Keith Noonan (Cloudflare): When it comes to making sure your favorite internet destinations are accessible and working properly, few companies are more important than Cloudflare. Web Specialist provides Content Delivery Network (CDN) services that accelerate the ability to send and access information over the Internet. It also offers Distributed Denial of Service (DDoS) attack protection, along with a variety of other cloud-based software offerings that help ensure users can easily access websites and applications.

However, Cloudflare also has a valuation heavily dependent on growth, and it has seen a sell-off as inflation, rising interest rates and other factors have caused investors to become much more risk averse. The stock is now trading down around 64.5% from the high it hit last November.

Despite the big sell-off, Cloudflare has continued to post impressive business results and looks poised for greater long-term growth. Sales climbed 54% year-over-year in the second quarter to $234.5 million, and the company increased its number of large customers by 212 to 1,749 during the period. With large customers now accounting for 60% of sales, Cloudflare’s growth engine looks very strong, and the non-GAAP (adjusted) gross margin of 78.9% last quarter indicates significant earnings growth potential across the line.

The company should be able to continue to show strong sales growth as it provides virtually essential services in the information age. With more websites and apps constantly online, and internet services becoming more central to business and day-to-day communications, Cloudflare stock looks set to offer big gains for long-term investors. .

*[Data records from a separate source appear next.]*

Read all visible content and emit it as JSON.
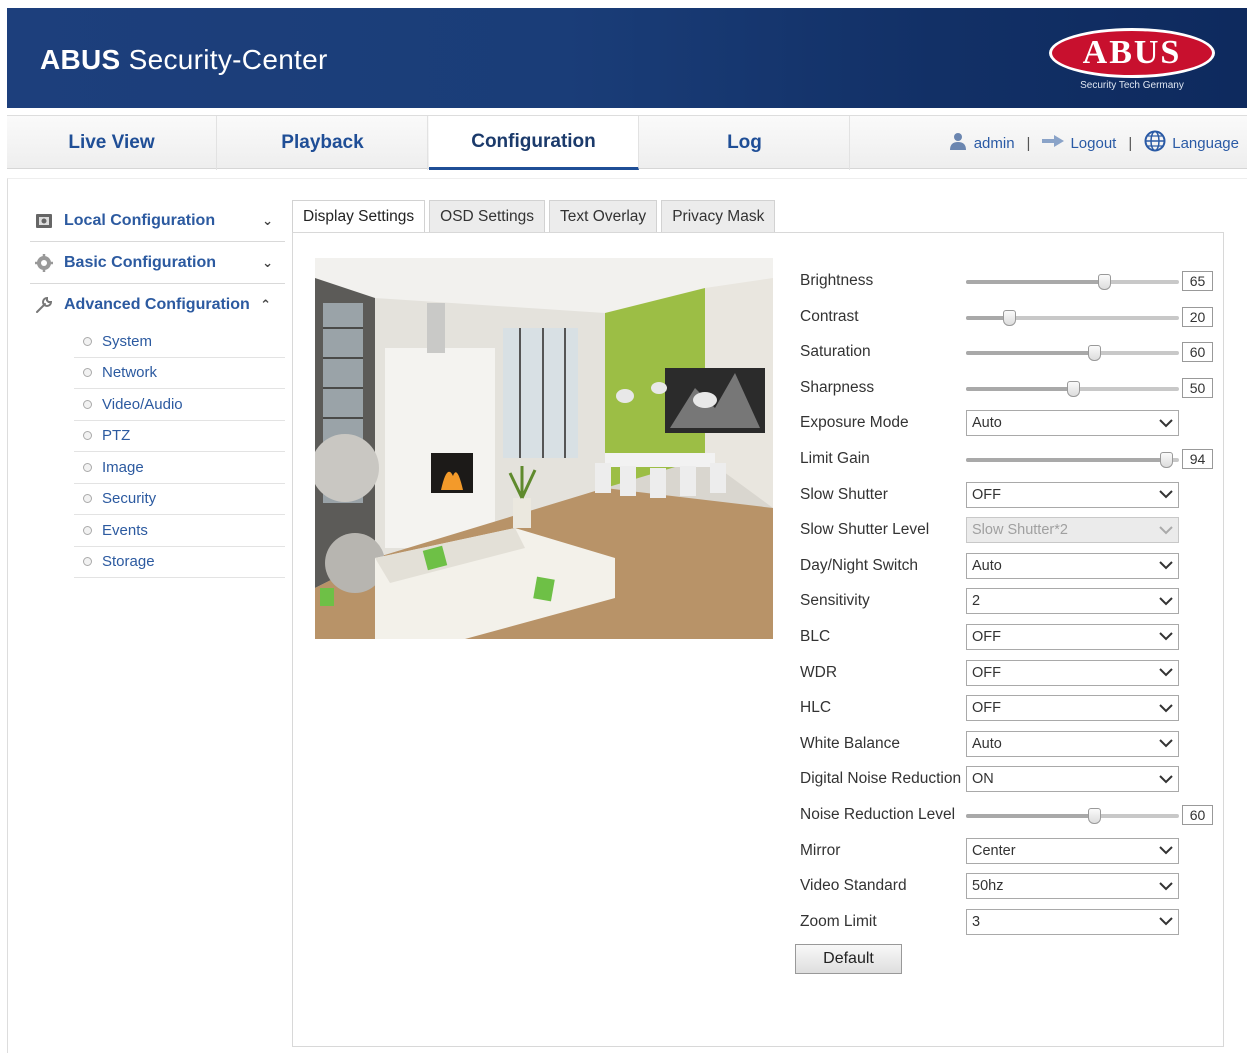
{
  "header": {
    "app_title_bold": "ABUS",
    "app_title_rest": " Security-Center",
    "logo_text": "ABUS",
    "logo_tagline": "Security Tech Germany"
  },
  "nav": {
    "tabs": [
      {
        "label": "Live View"
      },
      {
        "label": "Playback"
      },
      {
        "label": "Configuration",
        "active": true
      },
      {
        "label": "Log"
      }
    ],
    "user": "admin",
    "logout": "Logout",
    "language": "Language",
    "separator": "|"
  },
  "sidebar": {
    "local": "Local Configuration",
    "basic": "Basic Configuration",
    "advanced": "Advanced Configuration",
    "items": [
      "System",
      "Network",
      "Video/Audio",
      "PTZ",
      "Image",
      "Security",
      "Events",
      "Storage"
    ]
  },
  "subtabs": [
    "Display Settings",
    "OSD Settings",
    "Text Overlay",
    "Privacy Mask"
  ],
  "settings": {
    "brightness": {
      "label": "Brightness",
      "value": "65"
    },
    "contrast": {
      "label": "Contrast",
      "value": "20"
    },
    "saturation": {
      "label": "Saturation",
      "value": "60"
    },
    "sharpness": {
      "label": "Sharpness",
      "value": "50"
    },
    "exposure_mode": {
      "label": "Exposure Mode",
      "value": "Auto"
    },
    "limit_gain": {
      "label": "Limit Gain",
      "value": "94"
    },
    "slow_shutter": {
      "label": "Slow Shutter",
      "value": "OFF"
    },
    "slow_shutter_level": {
      "label": "Slow Shutter Level",
      "value": "Slow Shutter*2"
    },
    "day_night": {
      "label": "Day/Night Switch",
      "value": "Auto"
    },
    "sensitivity": {
      "label": "Sensitivity",
      "value": "2"
    },
    "blc": {
      "label": "BLC",
      "value": "OFF"
    },
    "wdr": {
      "label": "WDR",
      "value": "OFF"
    },
    "hlc": {
      "label": "HLC",
      "value": "OFF"
    },
    "white_balance": {
      "label": "White Balance",
      "value": "Auto"
    },
    "dnr": {
      "label": "Digital Noise Reduction",
      "value": "ON"
    },
    "nr_level": {
      "label": "Noise Reduction Level",
      "value": "60"
    },
    "mirror": {
      "label": "Mirror",
      "value": "Center"
    },
    "video_standard": {
      "label": "Video Standard",
      "value": "50hz"
    },
    "zoom_limit": {
      "label": "Zoom Limit",
      "value": "3"
    },
    "default_button": "Default"
  }
}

This is the opportunity to ring at your door

James Brumley (Central Ring): I understand why investors began to seriously sell their RingCentral shares early last year. The stock of doorbells and home security skyrocketed at the start of the COVID-19 pandemic, when people were spending much more time at home and making many home improvements. However, once the lockdowns started to loosen, the market began to realize that the 124% rise in this ticker in 2020 after the 100% advance in 2019 was just too, too fast.

However, this stock’s 89% pullback from the 2021 peak is equally exaggerated…for the opposite reason.

Largely lost in the noise of all this volatility, this company continues to grow, and it does so primarily through its subscription business.

The figures for the last quarter put things in perspective. Revenue rose 28% year over year, pushing non-GAAP earnings from $0.32 per share to $0.45. The company is looking for revenue growth in the same direction for the rest of the year, but RingCentral has raised its earnings forecast from a range of $1.83 to $1.87 to a range of $1.91 to $1.95 per share for 2022. Notably, subscription revenue makes up 95% of its total revenue, which typically represents high-margin revenue because once in the fold, those customers no longer need to be reconquered.

In this vein, a sharp increase in sales and marketing expenses is the main reason why the company continues to lose money according to generally accepted accounting principles (GAAP).

For investors who can look further, the opportunity is there. It will take just a little more for RingCentral to achieve the scale it needs. However, with most of its value wiped out, the stock could start bouncing back long before that happens, in anticipation of such a development.